Making Self-Expression Accessible for Everyone #1
The Instrument Expanding the Freedom of Music Creators
March 15, 2023
Many people around the world know and love VOCALOID™, the singing voice synthesis software developed by Yamaha. Short for “vocal android”, VOCALOID has made its mark in music culture, with terms like "Vocaloid songs" and "Vocaloid producers" becoming increasingly prevalent on the Internet and in media. Its impact, however, has reached far beyond the field of music. VOCALOID-related characters have starred in games and have inspired a whole host of fan art such as illustrations, manga, and novels. While there is no question that VOCALOID has won the hearts of many, few know that the technology is rooted in the commitment to supporting the musical expressiveness of creators.
Yamaha launched the first VOCALOID engine in 2003, but it wasn’t until its successor VOCALOID2 was released in 2007 that the singing voice technology received widespread attention. What sparked the change was Hatsune Miku, a character developed by Crypton Future Media, Inc, for the VOCALOID2 engine. Personified as a virtual diva with sweet vocals, Hatsune Miku became a phenomenon that contributed to the rapid popularization of VOCALOID. The rise of social media and video-sharing services such as Niconico fueled the movement by making it easier for creators to reach audiences with their music. This is how Vocaloid music creators — dubbed “Vocalo P” (Vocaloid producers) by their fans — went on to dominate the charts with many hit songs.
The latest product VOCALOID6 was just launched in October 2022. What is on the minds of the people behind this ever-evolving technology?
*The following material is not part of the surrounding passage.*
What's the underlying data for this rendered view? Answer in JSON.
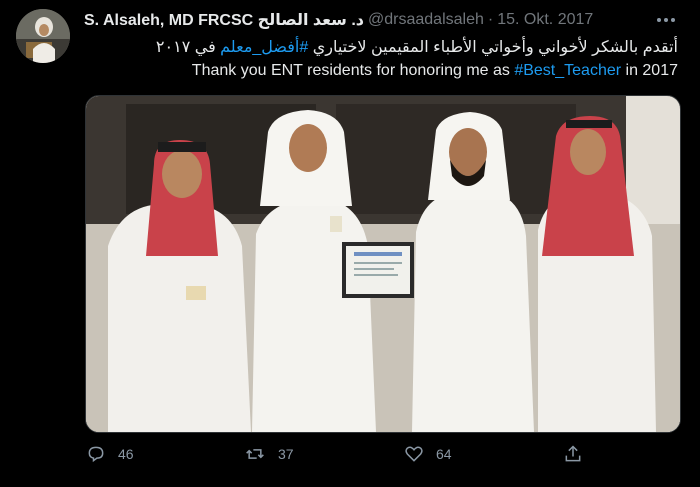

Eliminating Barriers to Vocal Music Production
Computer music, or music produced using computers, dramatically progressed in the 1990s and 2000s whereby creators rapidly attained the means to incorporate instrument sounds to create music. Generating natural-sounding vocals, however, remained a major challenge. It was Yamaha’s technological breakthrough that gave birth to VOCALOID, the computer music software that made it possible for anyone to synthesize singing voices.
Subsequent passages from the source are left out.